Referring to Table 1, Delta X (Dx) indicates the X-axis (width direction of the polarizing film) size of the region recognized as a defect, and Delta Y (Dy) indicates the Y-axis ( The longitudinal direction) size of a polarizing film is shown. The delta X (Dx) and the delta Y (Dy) are set with reference to a pixel, and for example, the number of X-axis pixels in an area recognized as a defect is multiplied by an X-axis spatial resolution (actual size of the X-axis pixel). Then, it is determined by multiplying the number of Y-axis pixels in the area recognized as a defect by the Y-axis spatial resolution (actual size of the Y-axis pixels). The area (Area) indicates the total area recognized as a defect. Similarly, the area (Area) is set based on a pixel, and is determined by multiplying the total number of pixels recognized as defects by the actual unit area of the pixel, for example. The density (Density) indicates the ratio of the area actually recognized as the defect to the entire square area of the X axis and the Y axis of the area recognized as the defect, that is, Area × 100 / (Dx × Dy). Although the size (Size) indicates the size of the defect, in one embodiment of the present invention, the size of the defect is estimated by taking the average of delta X (Dx) and delta Y (Dy). The peak (Peak) indicates a difference between the maximum value / minimum value of the brightness of the portion recognized as a defect and the surrounding average brightness. For reference, when the brightness is displayed on a monitor, black can be converted to a digital value of 0 and white can be converted to a digital value of 255 and displayed as a value from 0 to 255. Although the thickness (Thickness) indicates the thickness of the defect, in one embodiment of the present invention, the thickness of the defect is estimated based on Area / (√Dx ² + Dy ² ). The defect type (Defect Type) is divided into a black defect (black spot), a white defect (white spot), and a black and white defect (uneven shape), and the black defect (black spot) is lower (darker) than the reference shadow (Gray). The white defect (white point) means a defect that is higher (brighter) than the reference shadow (Gray), and the black and white defect (irregularity) is a defect that includes a portion that is higher and lower than the reference shadow (Gray). Means.

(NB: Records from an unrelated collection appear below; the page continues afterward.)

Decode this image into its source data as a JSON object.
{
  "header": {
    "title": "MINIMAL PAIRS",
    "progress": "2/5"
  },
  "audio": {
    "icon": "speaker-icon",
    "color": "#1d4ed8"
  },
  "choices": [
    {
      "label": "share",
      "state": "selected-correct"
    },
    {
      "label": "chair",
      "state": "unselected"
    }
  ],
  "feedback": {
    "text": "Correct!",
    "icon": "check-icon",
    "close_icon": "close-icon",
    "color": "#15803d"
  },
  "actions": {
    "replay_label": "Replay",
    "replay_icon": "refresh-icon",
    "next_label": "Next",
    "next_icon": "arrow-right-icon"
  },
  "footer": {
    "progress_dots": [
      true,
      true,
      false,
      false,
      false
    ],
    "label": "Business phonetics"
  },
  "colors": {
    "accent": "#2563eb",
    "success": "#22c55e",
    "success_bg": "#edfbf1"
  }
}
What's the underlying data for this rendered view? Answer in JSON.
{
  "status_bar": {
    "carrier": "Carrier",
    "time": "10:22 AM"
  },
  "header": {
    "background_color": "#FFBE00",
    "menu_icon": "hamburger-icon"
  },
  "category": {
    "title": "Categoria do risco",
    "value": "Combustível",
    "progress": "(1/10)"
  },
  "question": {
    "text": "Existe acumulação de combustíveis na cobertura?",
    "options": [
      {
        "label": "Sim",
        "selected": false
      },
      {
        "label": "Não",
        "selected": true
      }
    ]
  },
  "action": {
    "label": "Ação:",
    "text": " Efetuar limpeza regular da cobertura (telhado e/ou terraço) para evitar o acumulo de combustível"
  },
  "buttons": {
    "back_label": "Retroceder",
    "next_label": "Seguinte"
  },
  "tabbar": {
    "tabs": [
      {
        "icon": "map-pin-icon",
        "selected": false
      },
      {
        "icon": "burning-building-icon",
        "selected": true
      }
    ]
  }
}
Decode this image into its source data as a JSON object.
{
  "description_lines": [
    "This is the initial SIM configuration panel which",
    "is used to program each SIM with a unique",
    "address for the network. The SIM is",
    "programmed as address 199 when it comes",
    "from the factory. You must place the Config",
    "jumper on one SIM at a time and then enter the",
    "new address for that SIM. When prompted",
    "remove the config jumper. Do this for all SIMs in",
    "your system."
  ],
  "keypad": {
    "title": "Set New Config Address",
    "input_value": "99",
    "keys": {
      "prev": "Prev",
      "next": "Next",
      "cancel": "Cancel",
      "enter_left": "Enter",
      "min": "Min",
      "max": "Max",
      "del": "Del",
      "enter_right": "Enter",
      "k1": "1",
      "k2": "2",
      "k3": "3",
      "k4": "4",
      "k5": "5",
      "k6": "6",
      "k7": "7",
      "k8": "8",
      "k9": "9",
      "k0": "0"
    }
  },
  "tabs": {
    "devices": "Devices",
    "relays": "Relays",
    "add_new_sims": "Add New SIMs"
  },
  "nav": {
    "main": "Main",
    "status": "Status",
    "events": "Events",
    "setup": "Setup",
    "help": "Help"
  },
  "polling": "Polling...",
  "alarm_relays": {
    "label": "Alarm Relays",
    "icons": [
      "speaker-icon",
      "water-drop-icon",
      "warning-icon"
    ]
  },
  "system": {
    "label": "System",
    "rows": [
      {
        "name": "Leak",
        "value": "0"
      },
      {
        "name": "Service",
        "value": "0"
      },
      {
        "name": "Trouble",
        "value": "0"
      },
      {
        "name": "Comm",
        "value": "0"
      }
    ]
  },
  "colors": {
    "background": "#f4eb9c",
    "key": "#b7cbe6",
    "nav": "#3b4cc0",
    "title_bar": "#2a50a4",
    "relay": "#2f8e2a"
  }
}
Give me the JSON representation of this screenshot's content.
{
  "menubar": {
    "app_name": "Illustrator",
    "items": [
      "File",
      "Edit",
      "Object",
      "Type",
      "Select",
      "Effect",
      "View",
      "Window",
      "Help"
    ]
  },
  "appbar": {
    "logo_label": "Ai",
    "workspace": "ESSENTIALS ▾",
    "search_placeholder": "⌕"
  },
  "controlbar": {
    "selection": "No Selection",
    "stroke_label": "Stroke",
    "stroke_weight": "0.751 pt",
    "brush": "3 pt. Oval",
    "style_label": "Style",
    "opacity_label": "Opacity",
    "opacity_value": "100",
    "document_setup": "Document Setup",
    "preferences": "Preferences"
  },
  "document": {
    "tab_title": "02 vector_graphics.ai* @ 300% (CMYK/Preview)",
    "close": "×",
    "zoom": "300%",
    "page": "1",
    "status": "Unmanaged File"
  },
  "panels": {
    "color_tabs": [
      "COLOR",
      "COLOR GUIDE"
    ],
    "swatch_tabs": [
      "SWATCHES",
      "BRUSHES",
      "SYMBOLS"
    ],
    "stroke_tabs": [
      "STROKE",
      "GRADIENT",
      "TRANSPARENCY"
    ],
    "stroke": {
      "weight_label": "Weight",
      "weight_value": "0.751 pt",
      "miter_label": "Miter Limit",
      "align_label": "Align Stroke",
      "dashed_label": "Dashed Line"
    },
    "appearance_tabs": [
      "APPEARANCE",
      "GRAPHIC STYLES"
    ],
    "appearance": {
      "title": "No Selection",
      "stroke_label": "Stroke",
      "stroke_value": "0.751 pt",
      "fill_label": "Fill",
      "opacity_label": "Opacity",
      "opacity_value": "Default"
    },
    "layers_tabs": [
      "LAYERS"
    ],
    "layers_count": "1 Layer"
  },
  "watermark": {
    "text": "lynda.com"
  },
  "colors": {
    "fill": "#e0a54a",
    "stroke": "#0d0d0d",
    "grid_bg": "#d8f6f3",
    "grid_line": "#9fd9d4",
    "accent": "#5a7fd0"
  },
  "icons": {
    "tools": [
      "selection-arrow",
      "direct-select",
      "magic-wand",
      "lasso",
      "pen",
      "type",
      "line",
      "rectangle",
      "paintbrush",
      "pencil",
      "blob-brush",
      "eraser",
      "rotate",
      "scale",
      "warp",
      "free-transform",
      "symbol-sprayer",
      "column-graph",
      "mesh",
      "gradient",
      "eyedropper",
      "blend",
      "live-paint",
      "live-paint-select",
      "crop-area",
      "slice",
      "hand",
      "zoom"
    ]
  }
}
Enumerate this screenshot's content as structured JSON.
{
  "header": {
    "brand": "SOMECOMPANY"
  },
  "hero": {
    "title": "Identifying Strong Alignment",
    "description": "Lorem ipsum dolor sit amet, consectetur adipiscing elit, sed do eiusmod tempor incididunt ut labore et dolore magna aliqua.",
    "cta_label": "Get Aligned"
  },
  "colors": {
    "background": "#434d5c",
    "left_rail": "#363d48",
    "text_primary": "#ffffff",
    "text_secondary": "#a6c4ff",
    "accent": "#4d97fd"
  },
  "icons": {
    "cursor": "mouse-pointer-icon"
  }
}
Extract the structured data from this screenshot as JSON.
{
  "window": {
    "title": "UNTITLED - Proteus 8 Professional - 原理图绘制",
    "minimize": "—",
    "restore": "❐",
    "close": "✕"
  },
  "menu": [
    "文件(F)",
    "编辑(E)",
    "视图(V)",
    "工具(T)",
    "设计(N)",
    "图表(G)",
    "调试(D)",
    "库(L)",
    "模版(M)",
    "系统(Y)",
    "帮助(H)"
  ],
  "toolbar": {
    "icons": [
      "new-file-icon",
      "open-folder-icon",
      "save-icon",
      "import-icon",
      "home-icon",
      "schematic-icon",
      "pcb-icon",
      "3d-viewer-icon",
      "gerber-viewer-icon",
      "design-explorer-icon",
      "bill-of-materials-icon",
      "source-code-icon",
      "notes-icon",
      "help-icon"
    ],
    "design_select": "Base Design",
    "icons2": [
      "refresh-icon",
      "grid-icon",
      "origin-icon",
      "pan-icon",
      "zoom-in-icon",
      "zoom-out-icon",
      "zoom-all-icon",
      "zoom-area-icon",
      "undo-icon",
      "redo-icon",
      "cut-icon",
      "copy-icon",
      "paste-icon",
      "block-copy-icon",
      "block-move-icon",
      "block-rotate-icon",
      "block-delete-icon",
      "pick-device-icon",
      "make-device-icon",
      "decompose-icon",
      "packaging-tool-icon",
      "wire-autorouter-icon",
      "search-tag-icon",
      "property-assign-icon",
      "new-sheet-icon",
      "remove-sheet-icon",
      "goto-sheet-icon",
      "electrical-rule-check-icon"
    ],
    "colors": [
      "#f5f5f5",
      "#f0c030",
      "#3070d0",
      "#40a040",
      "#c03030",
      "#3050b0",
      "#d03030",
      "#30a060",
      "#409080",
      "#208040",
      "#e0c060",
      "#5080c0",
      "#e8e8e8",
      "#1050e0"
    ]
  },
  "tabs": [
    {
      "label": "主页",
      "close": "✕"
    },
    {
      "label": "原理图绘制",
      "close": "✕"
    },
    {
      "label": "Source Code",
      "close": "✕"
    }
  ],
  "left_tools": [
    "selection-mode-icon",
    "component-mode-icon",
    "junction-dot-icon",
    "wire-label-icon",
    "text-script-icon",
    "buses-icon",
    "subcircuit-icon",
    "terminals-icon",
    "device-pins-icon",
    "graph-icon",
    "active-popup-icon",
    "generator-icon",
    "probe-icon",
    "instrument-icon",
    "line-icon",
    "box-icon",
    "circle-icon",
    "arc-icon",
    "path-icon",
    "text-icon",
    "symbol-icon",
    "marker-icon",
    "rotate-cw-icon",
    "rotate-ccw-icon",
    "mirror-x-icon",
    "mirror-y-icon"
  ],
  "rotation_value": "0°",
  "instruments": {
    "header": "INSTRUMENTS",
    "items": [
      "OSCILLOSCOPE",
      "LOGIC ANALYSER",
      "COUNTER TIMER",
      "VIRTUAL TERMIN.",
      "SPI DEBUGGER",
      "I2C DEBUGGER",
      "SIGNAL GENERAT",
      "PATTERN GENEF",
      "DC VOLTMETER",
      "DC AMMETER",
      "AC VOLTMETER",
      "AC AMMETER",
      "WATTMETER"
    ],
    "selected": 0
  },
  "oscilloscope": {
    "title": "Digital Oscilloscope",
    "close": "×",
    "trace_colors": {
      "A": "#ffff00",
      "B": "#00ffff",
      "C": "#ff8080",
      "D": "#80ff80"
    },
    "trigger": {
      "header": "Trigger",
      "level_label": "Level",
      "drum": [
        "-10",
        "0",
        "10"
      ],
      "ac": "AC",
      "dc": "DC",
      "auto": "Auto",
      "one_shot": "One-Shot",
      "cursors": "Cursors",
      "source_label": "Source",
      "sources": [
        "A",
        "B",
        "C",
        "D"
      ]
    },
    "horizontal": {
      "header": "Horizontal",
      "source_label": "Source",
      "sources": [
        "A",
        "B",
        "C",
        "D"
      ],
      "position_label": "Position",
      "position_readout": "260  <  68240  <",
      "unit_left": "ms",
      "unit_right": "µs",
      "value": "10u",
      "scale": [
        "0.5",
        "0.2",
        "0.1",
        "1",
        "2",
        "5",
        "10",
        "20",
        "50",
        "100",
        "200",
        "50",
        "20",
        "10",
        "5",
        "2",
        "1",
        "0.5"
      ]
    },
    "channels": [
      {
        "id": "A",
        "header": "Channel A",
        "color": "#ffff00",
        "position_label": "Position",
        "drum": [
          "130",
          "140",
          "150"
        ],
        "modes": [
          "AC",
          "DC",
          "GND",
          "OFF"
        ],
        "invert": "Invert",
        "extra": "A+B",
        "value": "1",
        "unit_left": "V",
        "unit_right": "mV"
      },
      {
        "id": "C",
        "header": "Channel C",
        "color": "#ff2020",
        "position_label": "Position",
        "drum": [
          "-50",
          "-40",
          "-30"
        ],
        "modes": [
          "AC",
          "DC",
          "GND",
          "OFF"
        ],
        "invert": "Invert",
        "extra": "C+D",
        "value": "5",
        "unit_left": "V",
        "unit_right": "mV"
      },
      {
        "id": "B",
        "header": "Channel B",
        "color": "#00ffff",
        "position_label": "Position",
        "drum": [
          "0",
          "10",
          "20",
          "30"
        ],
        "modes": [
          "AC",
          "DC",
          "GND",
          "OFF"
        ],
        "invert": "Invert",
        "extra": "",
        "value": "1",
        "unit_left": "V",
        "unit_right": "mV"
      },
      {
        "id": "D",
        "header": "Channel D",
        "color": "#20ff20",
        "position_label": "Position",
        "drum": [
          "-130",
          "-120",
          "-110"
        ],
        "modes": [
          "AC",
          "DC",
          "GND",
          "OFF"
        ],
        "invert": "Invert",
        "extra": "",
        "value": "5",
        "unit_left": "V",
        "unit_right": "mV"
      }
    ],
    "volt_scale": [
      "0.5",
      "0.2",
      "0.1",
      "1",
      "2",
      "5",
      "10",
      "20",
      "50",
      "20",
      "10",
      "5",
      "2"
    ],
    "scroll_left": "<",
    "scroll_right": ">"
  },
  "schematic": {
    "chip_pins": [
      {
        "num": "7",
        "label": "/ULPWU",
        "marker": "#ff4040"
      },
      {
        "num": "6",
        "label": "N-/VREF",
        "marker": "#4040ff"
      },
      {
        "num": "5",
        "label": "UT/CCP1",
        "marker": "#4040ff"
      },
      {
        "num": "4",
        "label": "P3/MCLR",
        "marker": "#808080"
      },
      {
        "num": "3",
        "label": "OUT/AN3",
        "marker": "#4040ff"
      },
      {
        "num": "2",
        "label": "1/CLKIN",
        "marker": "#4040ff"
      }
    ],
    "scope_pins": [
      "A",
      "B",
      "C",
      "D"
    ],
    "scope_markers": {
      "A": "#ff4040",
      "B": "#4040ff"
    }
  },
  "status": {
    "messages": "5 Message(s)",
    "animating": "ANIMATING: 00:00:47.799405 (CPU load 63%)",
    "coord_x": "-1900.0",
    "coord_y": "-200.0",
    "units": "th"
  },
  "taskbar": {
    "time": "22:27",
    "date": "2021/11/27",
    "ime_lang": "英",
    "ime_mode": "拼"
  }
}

  The detection unit 130 analyzes the inspection result data to detect a defect in the polarizing film. In this regard, FIGS. 3 to 9 show a detection algorithm according to an embodiment of the present invention. Hereinafter, the polarization according to the present invention performed by the detection unit 130 with reference to FIGS. 3 to 9 will be described. A film defect detection method will be described.

  FIG. 3 is a diagram illustrating a bonded foreign object detection algorithm according to an embodiment of the present invention.

  Referring to FIG. 3, in step S <b> 310, the detection unit 130 determines whether the defect type (Defective Type) is uneven (black and white defect), and the defect type (Defective Type) is uneven (black and white defect). If not, skip. If the defect type (Defect Type) is uneven (black and white defect), in step S320, the detection unit 130 determines whether the size (Size) is 300 μm or more, and the size (Size) is 300 μm. If not, skip (Skip). If the size (Size) is 300 μm or more, in step S330, the detection unit 130 determines that the defect form of the polarizing film is a bonded foreign material.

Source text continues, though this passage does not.